Kobi Eliyahu started practicing 25 years ago as a young boy, and today, for the past 15 years, he has been a survival coach.
[Kobi Eliyahu, Dennis Survival Coach]:
“Every year we organize groups of children whose parents are financially limited, and give those children a true Bar-Mitzvah celebration. We take them on a trip to the Western Wall in Jerusalem. The atmosphere is amazing — one should see it to understand how unique it is!”
The boys come from difficult environments and from families which struggle to make a living. Through their survival training they learn to build self-confidence and strengthen their self-image.
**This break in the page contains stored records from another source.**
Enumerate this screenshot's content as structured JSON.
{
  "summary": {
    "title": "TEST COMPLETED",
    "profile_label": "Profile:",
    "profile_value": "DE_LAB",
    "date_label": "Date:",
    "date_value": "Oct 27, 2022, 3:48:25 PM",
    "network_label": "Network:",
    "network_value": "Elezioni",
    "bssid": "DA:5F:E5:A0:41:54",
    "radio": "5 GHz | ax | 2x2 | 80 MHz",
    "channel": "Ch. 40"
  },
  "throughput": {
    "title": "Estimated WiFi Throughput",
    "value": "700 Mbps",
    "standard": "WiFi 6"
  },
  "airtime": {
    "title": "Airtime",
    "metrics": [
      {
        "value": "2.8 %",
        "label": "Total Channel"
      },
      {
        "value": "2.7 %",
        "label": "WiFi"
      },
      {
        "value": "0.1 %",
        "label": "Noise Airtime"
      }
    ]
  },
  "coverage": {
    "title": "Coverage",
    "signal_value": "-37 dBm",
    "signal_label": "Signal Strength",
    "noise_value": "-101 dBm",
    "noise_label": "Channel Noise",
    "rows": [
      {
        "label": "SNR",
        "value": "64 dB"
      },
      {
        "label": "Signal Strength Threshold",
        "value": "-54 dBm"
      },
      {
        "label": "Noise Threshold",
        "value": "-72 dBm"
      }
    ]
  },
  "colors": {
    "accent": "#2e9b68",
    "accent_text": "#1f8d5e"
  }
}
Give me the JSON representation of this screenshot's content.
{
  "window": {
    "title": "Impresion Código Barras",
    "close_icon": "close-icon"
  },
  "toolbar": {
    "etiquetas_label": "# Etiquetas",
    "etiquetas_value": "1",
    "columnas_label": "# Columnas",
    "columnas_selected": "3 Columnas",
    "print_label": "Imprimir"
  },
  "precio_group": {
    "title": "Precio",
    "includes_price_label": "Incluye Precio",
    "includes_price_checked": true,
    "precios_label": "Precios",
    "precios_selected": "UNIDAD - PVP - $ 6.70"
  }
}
This definitely helps them as children and contributes to the development of their personality as adolescents.
Some of today’s coaches themselves experienced economic distress in their past, and now they are the ones leading the younger generation and contributing from their experience.
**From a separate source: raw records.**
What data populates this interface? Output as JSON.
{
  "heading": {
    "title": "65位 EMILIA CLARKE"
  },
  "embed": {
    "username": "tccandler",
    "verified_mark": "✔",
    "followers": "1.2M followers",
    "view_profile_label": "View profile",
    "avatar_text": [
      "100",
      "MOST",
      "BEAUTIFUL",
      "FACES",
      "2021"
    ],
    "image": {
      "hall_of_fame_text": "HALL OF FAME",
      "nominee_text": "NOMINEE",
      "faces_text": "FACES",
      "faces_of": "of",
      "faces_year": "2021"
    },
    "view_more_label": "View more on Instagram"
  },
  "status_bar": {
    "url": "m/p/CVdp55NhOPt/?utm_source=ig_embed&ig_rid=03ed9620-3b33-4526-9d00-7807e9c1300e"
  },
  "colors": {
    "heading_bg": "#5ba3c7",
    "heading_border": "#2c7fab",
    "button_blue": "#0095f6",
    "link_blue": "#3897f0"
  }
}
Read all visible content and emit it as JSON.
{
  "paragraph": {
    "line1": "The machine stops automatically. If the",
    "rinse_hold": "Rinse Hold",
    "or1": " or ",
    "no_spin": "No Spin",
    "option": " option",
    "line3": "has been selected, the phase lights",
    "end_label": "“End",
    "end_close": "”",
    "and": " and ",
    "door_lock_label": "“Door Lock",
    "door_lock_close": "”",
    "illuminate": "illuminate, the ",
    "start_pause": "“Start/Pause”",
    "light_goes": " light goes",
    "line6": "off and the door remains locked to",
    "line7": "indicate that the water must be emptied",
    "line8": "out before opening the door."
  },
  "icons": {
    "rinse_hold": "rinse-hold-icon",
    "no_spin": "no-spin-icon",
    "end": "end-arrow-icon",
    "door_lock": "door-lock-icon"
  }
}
Hai started to train after being a victim of an attack.
[Hai Sittbon, Student of Dennis Survival]:
“This is not just another course; it is actually a way of life! And this way of life makes us friends beyond the martial art! Everyone you see here has a black belt and above. We all put our hearts into it and we don’t think at all about financial gain. That is too materialistic. We always do things from the heart!”
Yet not only youth in distress come to train. Children from different social classes and of different ages come to learn survival.
Eight-year-old Gabriella has been training for the past three years. She won the first place in a competition in the children’s category.
[Gabriella, Student of Dennis Survival]:
“It makes me feel no one can mess with me! It gives me confidence and courage, and knowledge, too!”
Once I did not concentrate much on my studies until I joined judo class. Now I’m also more focused at school.”
Dr. Dennis says that what is more important than the method itself are the values it bestows on those practicing it. Values of respect for others and for yourself, and respect and contribution to society.